As I drove into work Monday morning the sky was so strange and interesting that I had to snap a photo. Too bad this little iphone photo doesn’t do it much justice (thankfully I was more focused on driving!). The sky was split right down the middle. To the north and west was a perfect blue sky, pushing into what was an entire wall of clouds to the south and east. I don’t know that I’ve ever noticed clouds like that, with a perfect seam. What also interested me was that this intersection was not violent; there were no thunderstorms making way for clearer skies. They both just seem to co-exist and allowed me to drive concurrently with the divide.
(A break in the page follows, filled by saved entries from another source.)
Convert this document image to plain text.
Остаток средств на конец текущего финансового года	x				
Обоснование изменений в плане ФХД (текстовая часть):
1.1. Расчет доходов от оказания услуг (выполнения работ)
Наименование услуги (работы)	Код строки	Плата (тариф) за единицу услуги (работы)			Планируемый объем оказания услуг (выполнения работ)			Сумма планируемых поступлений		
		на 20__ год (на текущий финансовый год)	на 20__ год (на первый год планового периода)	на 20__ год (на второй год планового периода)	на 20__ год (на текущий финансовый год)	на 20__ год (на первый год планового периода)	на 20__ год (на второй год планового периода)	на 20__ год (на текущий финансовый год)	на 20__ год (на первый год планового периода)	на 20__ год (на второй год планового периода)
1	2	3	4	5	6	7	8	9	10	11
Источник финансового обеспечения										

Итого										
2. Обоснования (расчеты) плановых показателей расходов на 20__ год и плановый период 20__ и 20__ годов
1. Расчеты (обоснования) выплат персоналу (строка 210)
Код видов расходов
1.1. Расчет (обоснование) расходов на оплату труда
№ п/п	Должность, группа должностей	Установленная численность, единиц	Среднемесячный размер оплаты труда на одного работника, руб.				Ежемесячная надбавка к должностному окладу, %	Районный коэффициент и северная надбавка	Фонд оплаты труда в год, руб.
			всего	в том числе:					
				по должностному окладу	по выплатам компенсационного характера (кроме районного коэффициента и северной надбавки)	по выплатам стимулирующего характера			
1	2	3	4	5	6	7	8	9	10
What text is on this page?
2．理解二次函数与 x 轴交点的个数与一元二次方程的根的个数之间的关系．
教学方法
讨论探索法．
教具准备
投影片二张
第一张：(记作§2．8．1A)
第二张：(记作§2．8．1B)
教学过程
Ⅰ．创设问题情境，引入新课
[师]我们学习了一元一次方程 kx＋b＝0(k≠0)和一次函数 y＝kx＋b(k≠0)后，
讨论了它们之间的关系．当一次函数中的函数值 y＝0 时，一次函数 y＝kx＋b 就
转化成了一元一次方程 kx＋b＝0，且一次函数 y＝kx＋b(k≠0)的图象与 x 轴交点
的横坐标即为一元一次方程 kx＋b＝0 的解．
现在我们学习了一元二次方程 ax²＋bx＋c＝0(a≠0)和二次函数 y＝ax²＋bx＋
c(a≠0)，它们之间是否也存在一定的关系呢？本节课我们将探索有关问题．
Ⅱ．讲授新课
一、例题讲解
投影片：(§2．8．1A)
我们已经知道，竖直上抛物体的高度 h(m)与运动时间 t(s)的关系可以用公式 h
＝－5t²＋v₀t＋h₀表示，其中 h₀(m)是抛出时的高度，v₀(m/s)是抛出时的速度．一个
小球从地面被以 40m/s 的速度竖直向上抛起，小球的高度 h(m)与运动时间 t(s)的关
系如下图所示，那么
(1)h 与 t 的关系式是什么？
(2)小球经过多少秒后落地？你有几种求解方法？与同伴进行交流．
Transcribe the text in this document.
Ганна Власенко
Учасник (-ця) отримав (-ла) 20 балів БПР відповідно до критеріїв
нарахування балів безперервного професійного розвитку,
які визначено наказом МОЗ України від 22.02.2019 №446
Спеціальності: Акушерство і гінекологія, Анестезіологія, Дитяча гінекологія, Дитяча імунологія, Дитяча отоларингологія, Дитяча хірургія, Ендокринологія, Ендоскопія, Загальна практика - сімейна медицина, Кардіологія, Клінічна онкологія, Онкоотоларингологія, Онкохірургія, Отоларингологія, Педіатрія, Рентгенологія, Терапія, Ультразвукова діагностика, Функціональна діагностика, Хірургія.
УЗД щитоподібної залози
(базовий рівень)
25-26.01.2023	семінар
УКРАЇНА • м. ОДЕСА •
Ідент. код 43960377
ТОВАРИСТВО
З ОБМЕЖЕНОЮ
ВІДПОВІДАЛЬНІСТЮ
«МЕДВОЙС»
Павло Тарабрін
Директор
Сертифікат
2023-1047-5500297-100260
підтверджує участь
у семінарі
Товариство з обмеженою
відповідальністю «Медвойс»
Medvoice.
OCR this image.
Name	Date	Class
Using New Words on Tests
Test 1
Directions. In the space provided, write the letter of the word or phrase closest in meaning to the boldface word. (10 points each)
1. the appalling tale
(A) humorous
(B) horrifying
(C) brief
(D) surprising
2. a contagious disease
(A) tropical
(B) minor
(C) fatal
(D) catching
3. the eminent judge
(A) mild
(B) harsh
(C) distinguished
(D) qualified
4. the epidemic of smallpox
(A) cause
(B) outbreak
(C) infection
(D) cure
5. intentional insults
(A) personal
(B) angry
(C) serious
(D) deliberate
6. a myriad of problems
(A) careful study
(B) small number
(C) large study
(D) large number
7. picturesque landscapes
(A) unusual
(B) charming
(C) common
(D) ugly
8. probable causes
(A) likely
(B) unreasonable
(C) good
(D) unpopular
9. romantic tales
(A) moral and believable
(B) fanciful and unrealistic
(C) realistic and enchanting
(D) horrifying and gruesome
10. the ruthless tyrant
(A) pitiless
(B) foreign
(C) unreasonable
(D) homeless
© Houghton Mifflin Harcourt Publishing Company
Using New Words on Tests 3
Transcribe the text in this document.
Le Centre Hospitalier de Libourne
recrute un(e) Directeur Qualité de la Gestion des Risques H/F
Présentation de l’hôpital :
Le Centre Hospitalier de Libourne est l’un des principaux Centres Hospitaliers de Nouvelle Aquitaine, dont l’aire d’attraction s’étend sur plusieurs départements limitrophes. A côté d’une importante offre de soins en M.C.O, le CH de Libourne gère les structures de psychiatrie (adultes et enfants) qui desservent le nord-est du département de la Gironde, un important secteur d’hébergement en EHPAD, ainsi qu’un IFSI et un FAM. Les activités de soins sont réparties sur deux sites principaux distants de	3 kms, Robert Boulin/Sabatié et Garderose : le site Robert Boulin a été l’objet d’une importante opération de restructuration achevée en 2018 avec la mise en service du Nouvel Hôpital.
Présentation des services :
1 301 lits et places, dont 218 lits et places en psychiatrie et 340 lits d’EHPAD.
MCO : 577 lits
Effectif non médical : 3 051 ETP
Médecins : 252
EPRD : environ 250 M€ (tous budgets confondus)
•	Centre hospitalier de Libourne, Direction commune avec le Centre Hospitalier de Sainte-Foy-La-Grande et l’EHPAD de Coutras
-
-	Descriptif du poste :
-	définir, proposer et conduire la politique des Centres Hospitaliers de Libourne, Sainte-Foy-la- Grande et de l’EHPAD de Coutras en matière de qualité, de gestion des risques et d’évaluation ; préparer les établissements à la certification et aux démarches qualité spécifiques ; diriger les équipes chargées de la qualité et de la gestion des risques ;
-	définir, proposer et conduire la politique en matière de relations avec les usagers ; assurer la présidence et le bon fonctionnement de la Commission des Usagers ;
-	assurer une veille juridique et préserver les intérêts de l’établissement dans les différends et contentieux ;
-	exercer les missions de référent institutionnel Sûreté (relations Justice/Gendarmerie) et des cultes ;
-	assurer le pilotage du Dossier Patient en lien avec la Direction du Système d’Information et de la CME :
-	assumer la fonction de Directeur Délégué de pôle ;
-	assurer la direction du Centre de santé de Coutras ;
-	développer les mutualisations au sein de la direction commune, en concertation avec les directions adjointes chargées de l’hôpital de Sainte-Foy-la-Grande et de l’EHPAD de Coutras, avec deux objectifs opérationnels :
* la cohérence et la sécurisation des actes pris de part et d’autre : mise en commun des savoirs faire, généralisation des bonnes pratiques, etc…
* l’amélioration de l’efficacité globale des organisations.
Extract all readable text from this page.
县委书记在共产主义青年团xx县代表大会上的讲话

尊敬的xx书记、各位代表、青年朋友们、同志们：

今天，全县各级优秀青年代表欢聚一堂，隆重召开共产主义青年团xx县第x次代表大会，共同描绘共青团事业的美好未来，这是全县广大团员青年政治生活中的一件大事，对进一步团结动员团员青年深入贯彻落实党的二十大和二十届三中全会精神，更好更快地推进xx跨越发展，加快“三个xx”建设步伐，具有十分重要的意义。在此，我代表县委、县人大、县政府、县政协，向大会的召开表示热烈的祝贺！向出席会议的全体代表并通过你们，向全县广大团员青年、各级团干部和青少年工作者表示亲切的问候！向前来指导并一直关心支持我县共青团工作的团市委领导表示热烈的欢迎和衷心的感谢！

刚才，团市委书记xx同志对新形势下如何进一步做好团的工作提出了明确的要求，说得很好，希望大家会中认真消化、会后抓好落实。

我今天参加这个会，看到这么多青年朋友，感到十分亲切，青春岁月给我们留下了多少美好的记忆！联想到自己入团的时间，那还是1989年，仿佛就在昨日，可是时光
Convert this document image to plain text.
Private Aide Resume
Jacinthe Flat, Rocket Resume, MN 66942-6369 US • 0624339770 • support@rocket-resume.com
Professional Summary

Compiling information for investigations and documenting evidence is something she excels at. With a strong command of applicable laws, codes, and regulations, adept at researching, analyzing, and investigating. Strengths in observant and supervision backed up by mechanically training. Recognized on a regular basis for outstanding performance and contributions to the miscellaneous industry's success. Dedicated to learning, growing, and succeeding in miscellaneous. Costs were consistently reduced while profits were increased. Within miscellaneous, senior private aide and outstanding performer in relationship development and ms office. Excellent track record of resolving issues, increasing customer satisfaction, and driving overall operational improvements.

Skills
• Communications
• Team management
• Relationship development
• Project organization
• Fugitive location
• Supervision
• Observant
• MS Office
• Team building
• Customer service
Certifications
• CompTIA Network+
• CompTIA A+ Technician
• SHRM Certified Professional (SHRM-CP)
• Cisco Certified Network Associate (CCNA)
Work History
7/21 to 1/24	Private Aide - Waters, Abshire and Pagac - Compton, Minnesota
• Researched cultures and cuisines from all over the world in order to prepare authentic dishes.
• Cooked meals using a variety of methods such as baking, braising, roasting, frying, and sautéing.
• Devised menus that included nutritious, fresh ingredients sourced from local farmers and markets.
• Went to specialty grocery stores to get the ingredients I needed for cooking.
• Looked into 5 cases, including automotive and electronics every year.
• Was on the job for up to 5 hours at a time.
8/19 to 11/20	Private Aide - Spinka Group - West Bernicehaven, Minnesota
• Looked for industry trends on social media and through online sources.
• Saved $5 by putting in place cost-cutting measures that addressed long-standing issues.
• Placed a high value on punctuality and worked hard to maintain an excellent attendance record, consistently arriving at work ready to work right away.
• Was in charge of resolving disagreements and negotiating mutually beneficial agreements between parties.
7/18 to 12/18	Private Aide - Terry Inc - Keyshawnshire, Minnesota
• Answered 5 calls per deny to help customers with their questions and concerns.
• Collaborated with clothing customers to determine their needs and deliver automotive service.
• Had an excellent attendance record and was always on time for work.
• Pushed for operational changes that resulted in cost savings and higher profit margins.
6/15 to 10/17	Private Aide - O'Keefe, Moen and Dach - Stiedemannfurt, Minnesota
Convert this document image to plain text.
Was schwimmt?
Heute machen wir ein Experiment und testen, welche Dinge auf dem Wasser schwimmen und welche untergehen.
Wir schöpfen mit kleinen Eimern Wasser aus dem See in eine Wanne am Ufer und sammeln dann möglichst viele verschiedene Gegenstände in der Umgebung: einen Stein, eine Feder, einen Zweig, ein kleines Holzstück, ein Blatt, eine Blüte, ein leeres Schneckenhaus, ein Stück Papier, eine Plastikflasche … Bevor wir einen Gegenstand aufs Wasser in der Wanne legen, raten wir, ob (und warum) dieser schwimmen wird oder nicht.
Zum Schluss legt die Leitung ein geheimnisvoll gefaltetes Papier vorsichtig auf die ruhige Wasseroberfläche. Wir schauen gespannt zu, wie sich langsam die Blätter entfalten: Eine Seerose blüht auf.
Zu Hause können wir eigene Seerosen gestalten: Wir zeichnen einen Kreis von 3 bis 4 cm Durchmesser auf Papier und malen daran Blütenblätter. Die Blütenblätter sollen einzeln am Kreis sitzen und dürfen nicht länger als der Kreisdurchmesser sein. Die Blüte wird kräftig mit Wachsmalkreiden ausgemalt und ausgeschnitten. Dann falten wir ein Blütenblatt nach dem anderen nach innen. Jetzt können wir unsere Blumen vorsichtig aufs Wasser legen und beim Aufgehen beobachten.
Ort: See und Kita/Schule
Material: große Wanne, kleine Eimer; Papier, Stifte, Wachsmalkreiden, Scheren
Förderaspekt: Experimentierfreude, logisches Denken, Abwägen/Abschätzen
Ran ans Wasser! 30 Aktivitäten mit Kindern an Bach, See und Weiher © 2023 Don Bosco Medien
As I drove along/under this weather anomaly, I listened to the weekend’s stories about the Connecticut shooting punctuated with Christmas interludes. Paradox.
The holidays in general always seem to have such forced ‘happiness’ (i.e. consumerism) that it’s all too easy for my inner cynic to rear her mouthy head and to be grumpy about unmet expectations; simultaneously however, spontaneous acts of generosity, love and authenticity pepper my advent days. Paradox.
This is the reality in which I live, in which we all live: murder and compassion, grief and joy, consumerism and truth.
I sometimes think living in an “either | or” kind of world would be easier; but “both | and” has it’s place. I guess my lesson is that I need to remember that I (and others!) am constantly experiencing the paradox — and to embrace it rather than try to have an all or nothing attitude. This is a good reminder as we prepare to enter the darkest day of the year, the winter solstice, while also embracing the coming Light of December 25.